Historias que jamás serán contadas porque no existen, nadie las recuerda. Son
hechos que nunca ocurrieron, mas que consecuencias tuvieron. Dos de mis más
cercanos “amigos”, fueron encontrados muertos en sus habitaciones. Sobredosis,
dijeron las autoridades. Yo sabía que estaban podridos desde antes. Mi familia
intentó ayudarme lo que pudo. No obstante, los demás no son dueños de tu
persona. No somos una carroza para ser guiada, somos los pilotos de un vehículo
que corre el riesgo de accidentarse a cada metro recorrido. Yo me había salido
del camino hacía mucho tiempo. Mucho, mucho tiempo.
22
diciembres a cuestas. 22 otoños que marcaban mi piel. Sin hogar, ni estudios
concluidos, lo único que me quedaba era la casa de mi abuelos. Ahí pasaba las
noches, mientras mi abuela imploraba a mis padres que trataran de ayudarme a
salir de la bruma. Nunca me ha gustado que sientan lástima por mí. Es un
sentimiento insondable. Preferí la miseria económica a la miseria emocional. Y
escapé. Aunque había sucumbido ante las sustancias nocivas, nunca desarrollé
una real adicción. Algo me cuidaba. Algo me apartaba cuando el tren estaba a
punto de arrollarme.
Un
tren fue, precisamente, lo último que vi antes de aquello. La estación de tren
decía en letras grandes: SOTALER. Me encontraba en un país del sur de África.
Los sucesos que me llevaron hasta dichas latitudes, son tan asombrosos que
merecen ser contados en otra ocasión. El calor inclemente hacía que el cuero de
mis pantalones, se adhiriera a mi piel
con fuerza herculeana. El bullicio de las personas era irritante; siempre lo
es. Los constantes roces con hombros ajenos, los ajetreados caminares entre
mares de gente, todo era habitual e igualmente repudiable para mí.
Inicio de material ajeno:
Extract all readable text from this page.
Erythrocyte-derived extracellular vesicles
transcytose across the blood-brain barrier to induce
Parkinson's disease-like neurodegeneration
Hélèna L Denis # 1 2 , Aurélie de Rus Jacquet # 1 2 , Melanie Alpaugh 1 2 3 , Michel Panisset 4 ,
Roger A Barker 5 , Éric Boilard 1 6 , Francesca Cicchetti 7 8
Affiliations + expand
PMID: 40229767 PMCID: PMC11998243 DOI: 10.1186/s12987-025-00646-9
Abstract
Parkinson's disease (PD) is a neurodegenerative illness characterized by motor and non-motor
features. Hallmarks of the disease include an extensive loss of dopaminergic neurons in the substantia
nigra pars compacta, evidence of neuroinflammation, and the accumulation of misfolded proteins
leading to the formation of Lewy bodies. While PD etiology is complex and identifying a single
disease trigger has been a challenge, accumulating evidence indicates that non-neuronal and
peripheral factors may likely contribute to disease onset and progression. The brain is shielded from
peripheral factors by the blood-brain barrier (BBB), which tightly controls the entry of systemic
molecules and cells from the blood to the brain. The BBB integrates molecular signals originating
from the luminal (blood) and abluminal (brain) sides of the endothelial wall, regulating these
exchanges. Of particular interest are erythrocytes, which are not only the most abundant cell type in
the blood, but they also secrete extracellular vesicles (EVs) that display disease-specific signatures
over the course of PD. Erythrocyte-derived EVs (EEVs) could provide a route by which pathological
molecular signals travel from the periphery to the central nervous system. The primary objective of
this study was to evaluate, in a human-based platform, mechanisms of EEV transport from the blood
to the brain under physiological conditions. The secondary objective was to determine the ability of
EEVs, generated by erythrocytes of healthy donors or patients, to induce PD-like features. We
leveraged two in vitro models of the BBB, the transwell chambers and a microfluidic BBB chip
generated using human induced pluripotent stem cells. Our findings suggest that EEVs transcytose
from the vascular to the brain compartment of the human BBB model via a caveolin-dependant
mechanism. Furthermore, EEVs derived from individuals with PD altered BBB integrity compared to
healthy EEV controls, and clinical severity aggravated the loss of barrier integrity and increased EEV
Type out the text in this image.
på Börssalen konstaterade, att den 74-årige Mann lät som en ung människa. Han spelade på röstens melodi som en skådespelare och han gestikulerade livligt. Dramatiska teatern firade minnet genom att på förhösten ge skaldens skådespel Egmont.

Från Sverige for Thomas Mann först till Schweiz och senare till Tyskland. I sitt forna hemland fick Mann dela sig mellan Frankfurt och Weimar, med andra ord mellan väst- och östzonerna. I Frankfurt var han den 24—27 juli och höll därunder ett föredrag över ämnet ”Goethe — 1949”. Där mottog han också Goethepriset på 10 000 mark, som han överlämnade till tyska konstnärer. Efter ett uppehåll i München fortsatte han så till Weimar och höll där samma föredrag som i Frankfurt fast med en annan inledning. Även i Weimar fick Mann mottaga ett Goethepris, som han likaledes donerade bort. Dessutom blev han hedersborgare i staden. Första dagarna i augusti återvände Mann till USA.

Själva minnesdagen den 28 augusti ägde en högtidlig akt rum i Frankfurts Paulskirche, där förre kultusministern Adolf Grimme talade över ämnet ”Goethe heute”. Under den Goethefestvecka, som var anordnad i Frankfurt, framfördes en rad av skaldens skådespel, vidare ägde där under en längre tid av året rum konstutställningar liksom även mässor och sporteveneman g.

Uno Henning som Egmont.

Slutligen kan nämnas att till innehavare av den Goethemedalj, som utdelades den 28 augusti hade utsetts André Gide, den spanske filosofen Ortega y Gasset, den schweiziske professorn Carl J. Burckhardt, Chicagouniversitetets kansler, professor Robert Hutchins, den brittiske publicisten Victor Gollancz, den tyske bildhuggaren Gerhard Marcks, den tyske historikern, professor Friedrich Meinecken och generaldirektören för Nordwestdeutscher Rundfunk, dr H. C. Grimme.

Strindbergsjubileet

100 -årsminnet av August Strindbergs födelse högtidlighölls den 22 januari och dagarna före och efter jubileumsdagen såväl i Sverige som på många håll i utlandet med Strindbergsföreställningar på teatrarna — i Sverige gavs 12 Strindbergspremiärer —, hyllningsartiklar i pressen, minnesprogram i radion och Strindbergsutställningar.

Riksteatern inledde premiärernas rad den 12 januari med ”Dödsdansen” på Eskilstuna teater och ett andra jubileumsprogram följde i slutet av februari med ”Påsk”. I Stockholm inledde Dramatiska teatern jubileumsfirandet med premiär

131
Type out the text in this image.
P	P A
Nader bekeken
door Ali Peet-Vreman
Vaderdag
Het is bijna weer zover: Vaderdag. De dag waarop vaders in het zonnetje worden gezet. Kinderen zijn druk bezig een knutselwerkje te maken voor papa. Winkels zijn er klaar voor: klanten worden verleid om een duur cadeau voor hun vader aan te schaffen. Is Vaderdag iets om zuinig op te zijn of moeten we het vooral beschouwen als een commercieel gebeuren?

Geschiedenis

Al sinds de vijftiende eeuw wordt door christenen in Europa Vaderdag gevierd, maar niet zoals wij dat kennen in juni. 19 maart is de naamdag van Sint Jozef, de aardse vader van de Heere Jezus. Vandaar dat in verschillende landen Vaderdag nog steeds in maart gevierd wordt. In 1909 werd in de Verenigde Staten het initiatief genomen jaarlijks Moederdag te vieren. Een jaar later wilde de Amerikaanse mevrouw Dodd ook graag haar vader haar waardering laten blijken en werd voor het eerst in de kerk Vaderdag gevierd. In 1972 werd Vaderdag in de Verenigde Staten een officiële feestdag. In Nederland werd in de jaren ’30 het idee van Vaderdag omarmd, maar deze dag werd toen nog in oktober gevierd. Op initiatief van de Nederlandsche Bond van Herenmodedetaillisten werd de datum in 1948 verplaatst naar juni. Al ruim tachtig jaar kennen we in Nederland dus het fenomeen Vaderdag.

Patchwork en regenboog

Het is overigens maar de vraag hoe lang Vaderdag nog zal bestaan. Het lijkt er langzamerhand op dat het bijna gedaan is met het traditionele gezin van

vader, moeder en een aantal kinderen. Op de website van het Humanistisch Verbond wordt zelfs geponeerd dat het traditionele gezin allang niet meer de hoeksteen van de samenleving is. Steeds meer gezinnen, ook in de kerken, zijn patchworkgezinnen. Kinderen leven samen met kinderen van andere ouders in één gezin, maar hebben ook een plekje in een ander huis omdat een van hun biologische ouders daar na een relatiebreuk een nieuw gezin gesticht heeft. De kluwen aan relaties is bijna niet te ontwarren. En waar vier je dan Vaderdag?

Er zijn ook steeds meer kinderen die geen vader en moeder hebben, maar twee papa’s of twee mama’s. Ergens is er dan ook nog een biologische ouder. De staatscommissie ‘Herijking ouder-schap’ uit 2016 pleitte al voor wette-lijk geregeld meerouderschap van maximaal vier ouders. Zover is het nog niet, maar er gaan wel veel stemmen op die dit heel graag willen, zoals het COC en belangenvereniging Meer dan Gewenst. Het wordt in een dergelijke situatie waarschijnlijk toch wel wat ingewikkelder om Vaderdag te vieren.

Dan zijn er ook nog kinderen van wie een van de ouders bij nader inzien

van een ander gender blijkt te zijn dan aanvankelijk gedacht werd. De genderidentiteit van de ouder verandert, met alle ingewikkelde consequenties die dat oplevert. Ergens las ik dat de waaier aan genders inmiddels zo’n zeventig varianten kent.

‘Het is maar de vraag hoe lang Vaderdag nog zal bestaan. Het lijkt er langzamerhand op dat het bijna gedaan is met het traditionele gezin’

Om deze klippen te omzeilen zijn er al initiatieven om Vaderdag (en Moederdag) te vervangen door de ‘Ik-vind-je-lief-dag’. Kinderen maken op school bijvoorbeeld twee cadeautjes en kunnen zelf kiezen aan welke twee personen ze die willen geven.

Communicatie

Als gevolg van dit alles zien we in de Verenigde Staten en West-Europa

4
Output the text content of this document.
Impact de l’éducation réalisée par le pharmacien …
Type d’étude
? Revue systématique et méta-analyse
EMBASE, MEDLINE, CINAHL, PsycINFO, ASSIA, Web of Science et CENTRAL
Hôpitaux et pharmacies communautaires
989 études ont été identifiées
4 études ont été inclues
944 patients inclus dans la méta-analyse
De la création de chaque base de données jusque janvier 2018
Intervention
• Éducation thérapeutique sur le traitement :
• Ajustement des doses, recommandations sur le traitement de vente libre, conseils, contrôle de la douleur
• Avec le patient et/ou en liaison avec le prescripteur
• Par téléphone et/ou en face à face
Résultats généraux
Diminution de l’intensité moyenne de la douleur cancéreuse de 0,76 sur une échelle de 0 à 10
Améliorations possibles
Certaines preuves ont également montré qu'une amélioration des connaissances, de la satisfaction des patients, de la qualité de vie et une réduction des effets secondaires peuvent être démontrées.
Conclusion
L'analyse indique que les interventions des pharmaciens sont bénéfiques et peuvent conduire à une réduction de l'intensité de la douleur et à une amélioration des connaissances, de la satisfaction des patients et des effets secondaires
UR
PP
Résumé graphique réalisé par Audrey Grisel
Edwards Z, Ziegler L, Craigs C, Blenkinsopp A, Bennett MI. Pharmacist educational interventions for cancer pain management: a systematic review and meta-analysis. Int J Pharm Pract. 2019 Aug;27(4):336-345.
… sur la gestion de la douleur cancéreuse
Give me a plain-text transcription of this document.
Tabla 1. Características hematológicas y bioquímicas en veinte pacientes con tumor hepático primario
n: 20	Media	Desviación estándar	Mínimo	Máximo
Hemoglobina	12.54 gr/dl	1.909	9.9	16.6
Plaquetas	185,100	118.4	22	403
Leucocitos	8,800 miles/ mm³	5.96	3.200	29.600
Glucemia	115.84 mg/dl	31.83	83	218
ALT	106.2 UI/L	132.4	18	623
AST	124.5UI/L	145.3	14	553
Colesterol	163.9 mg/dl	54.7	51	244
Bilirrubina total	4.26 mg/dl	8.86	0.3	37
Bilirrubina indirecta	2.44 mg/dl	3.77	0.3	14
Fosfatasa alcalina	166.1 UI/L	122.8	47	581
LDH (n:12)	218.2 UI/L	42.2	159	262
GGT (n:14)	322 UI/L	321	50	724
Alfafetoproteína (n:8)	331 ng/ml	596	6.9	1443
Había
viajado explícitamente, para ver a un cliente de mi fraudulento negocio de
minerales. Era un trato muy favorable para mi economía, pero inversamente
proporcional sería la desgracia del embaucado.
Con
puntualidad casi inglesa, llegué a mi cita. Saludé a mi interlocutor con suma
amabilidad—como buen maestro del engaño— e inicié con mi labia fatal. El hombre
de unos 30 años, dejaba escapar risas a la menor provocación y parecía muy
confiado de que las negociaciones conmigo iban a salir de maravilla.
Al
fin llegó la conclusión de nuestro encuentro. Nos levantamos. Estrechamos manos
y nos dedicamos sonrisas. Como él había estado hablando a nombre de su
empresa—y las prisas con las que inicié a hablar de mi estafa fueron
grandiosas— ni siquiera habíamos tenido la cortesía de intercambiar nombres.
Decía que estaba encantado de conocerme y respondía al nombre de Palroy
Benebén.
Enseguida,
toda mi realidad se desquebrajó. Todas las creencias que había adquirido no
tenían sentido. Mi vida castigadora de la imaginación y promotora de las
desgracias—pues eran lo único real—implosionó en un santiamén. Justo ahí, en la
baja África, viendo a Palroy Benebén alejándose a la distancia, derramé
lágrimas por un viejo que hacía mucho tiempo, me había contado la vida de este
hombre, Benebén, y que, sin ninguna explicación lógica, sus palabras habían
sido capaces de crear una realidad más que real que la mía. Una realidad hecha
por él. Él era un creador.
Jamás he vuelto a mentir, pues Palroy Benebén siempre dijo que la honestidad es la mejor
de las virtudes y quién soy yo para corregir al más filántropo y más rico de
toda la baja África. Ahora siempre recuerdo a ese viejo mago, capaz de dar vida
a personajes tan sólo con su lengua, a ese labrador de realidades que dedicó
una parte de su vida a mí, a enseñarme las cosas que son buenas, ese hombre que, con su legado, incluso fue capaz de resucitar a un muerto como yo y al que tuve el enorme placer de llamar abuelo.